Au terme d’une mandature voici les états d’âme d’un élu municipal.

Élu une addiction ?

"Mais que vais-je bien pouvoir faire après ! J’assiste au moins chaque jour à trois réunions".

Cet élu de la commune voisine m’interpellait ainsi lors d’une énième réunion en se projetant dans l’après mandat et sa probable angoisse devant un agenda soudain devenu vide de tout rendez-vous. Finalement, il se représentera tout de même car il n’existe pas de limite d’âge en politique !

Si certains élus peuvent être assimilés, par leur parcours politique, à des professionnels faisant carrière, il n’en est pas de même des petits élus qui feront un tour ou deux sur le manège municipal puis retourneront à la vie quotidienne ordinaire du citoyen.

Eh bien me direz-vous, quel est le problème ? Un mandat électif, comme d’ailleurs un emplacement réservé sur le marché hebdomadaire, ne constitue pas en soi un acte de propriété. Ce n’est qu’un temps consacré par l’élu à sa ville, à son département ou à sa région. Un contrat à durée déterminée, sans plus, mais avec en prime une parcelle de pouvoir et l’accès à l’information. Vous me direz que certaines personnes deviendraient addictives pour moins que ça !

Il faut ajouter à ces privilèges l’appartenance au corps des élus ou le tutoiement est de règle et où, malgré les conflits internes, règne une certaine solidarité de classe.

Alors certains hésitent à descendre du manège à l’occasion d’un prochain scrutin. Ils souhaitent rempiler comme disent les militaires, non pas parce que la soupe est bonne, car elle ne l’est pas tant que cela, mais plutôt pour continuer d’exister dans leur rôle d’élu. Cela peut paraître paradoxal alors qu’en France une crise des vocations se développe, notamment chez les maires, dépossédés de leurs compétences au profit des EPCI et excédés par de nouvelles normes toujours plus prégnantes.

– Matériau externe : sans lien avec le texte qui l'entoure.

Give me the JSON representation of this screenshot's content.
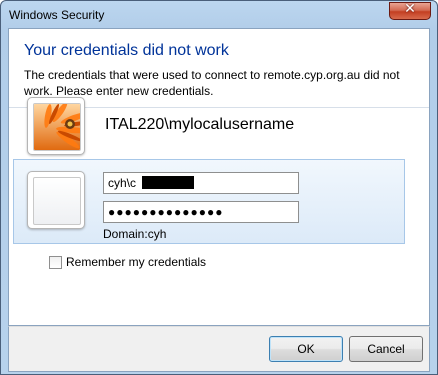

Créatifs ou simples gestionnaires

Les visionnaires sont rares mais ils existent. L’attachement fort à la commune également. La défense de certains intérêts aussi, c’est humain.

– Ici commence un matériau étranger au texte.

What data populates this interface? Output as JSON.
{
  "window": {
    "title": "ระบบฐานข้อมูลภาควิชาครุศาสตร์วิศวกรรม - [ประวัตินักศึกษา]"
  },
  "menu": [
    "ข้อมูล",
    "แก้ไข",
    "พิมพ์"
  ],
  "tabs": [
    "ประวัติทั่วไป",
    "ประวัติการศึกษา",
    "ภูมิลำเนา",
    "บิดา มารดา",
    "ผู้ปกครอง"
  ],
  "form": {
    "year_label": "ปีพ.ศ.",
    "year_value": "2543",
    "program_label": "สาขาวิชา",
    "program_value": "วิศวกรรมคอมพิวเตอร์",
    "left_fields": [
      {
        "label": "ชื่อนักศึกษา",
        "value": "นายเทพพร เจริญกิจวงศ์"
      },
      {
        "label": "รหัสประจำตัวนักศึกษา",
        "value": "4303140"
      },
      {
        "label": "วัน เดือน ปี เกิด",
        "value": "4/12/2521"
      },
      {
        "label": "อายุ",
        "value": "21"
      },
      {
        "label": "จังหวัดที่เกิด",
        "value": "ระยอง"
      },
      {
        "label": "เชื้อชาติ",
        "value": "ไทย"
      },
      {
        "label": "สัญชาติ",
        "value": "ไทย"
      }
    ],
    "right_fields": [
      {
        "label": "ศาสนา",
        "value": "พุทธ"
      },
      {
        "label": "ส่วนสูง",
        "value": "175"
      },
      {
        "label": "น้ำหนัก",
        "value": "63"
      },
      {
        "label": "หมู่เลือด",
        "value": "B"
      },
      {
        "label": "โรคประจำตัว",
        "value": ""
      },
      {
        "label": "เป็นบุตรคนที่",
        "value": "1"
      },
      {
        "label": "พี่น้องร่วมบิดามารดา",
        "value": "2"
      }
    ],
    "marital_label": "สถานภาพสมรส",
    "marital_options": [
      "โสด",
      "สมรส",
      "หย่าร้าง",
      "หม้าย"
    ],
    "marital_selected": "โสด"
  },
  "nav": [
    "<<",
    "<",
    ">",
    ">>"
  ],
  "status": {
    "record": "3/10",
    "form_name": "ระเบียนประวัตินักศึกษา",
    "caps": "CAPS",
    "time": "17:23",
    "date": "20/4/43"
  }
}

Mais c’est malheureusement la gestion qui prend le plus souvent le pas sur la vision. D’autant plus que nos territoires cévenols sont pauvres et que les temps sont durs ! Pourtant certains dossiers importants émergent malgré tout de cet océan de misère.

Ensuite, et après cette difficile émersion, une quirielle de réunions s’enchaînent ou vont pouvoir intervenir mille administrations différentes, toutes plus lentes les unes que les autres. Nous sommes donc en France... Les techniciens et les administratifs seront finalement aussi importants que les élus dans l’élaboration du dossier. Les temps administratifs et citoyens seront ainsi en décalage les uns avec les autres et les attentes de ces derniers souvent déçues.

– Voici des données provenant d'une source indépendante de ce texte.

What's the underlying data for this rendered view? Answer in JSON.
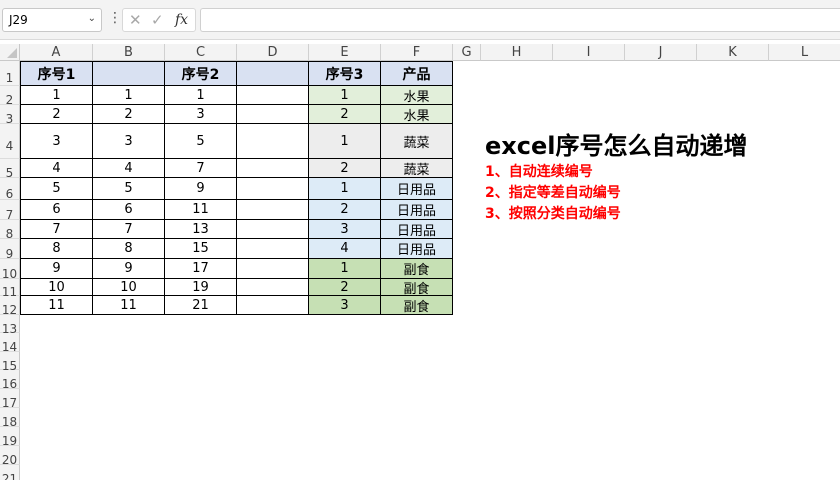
{
  "formula_bar": {
    "name_box": "J29",
    "more_icon": "ellipsis-vertical-icon",
    "cancel_icon": "✕",
    "enter_icon": "✓",
    "fx_label": "fx",
    "formula": ""
  },
  "columns": [
    "A",
    "B",
    "C",
    "D",
    "E",
    "F",
    "G",
    "H",
    "I",
    "J",
    "K",
    "L"
  ],
  "rows": [
    "1",
    "2",
    "3",
    "4",
    "5",
    "6",
    "7",
    "8",
    "9",
    "10",
    "11",
    "12",
    "13",
    "14",
    "15",
    "16",
    "17",
    "18",
    "19",
    "20",
    "21"
  ],
  "table": {
    "headers": {
      "A": "序号1",
      "B": "",
      "C": "序号2",
      "D": "",
      "E": "序号3",
      "F": "产品"
    },
    "data": [
      {
        "A": "1",
        "B": "1",
        "C": "1",
        "D": "",
        "E": "1",
        "F": "水果"
      },
      {
        "A": "2",
        "B": "2",
        "C": "3",
        "D": "",
        "E": "2",
        "F": "水果"
      },
      {
        "A": "3",
        "B": "3",
        "C": "5",
        "D": "",
        "E": "1",
        "F": "蔬菜"
      },
      {
        "A": "4",
        "B": "4",
        "C": "7",
        "D": "",
        "E": "2",
        "F": "蔬菜"
      },
      {
        "A": "5",
        "B": "5",
        "C": "9",
        "D": "",
        "E": "1",
        "F": "日用品"
      },
      {
        "A": "6",
        "B": "6",
        "C": "11",
        "D": "",
        "E": "2",
        "F": "日用品"
      },
      {
        "A": "7",
        "B": "7",
        "C": "13",
        "D": "",
        "E": "3",
        "F": "日用品"
      },
      {
        "A": "8",
        "B": "8",
        "C": "15",
        "D": "",
        "E": "4",
        "F": "日用品"
      },
      {
        "A": "9",
        "B": "9",
        "C": "17",
        "D": "",
        "E": "1",
        "F": "副食"
      },
      {
        "A": "10",
        "B": "10",
        "C": "19",
        "D": "",
        "E": "2",
        "F": "副食"
      },
      {
        "A": "11",
        "B": "11",
        "C": "21",
        "D": "",
        "E": "3",
        "F": "副食"
      }
    ],
    "group_colors": {
      "水果": "#e2efda",
      "蔬菜": "#ededed",
      "日用品": "#ddebf7",
      "副食": "#c6e0b4"
    },
    "header_color": "#d9e1f2"
  },
  "notes": {
    "title": "excel序号怎么自动递增",
    "lines": [
      "1、自动连续编号",
      "2、指定等差自动编号",
      "3、按照分类自动编号"
    ],
    "line_color": "#ff0000"
  }
}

Autre problème et de taille : Certaines responsabilités sont dévolues à des élus qualifiés par leur parcours professionnel ou leurs compétences acquises. Pour les autres, des décisions sont à prendre mais comment prendre la bonne si l’on n’est pas qualifié pour ce faire ? Trois solutions sont possibles :

  • Nommer une commission
  • Engager un cabinet d’expertise
  • Faire une connerie

Notez que dans les deux premiers cas le résultat n’est pas garanti car la commission peut se tromper et l’expert peut pratiquer des tarifs sans relation directe avec ses compétences... S’il fallait recenser dans l’hexagone le coût de tous ces projets mal pensés, mal fagotés, impossibles à gérer à l’équilibre faute de conceptualisation cohérente au départ, le trou de la sécu pourrait être comblé sans problème.

Un métier difficile

Ceci dit, et bien dit, les actions de nos collectivités, chers concitoyens, ne se résument heureusement pas qu’à cela. La volonté de servir le bien public et le développement économique reste néanmoins une préoccupation dominante chez les élus locaux. Un sacerdoce même pour quelques uns.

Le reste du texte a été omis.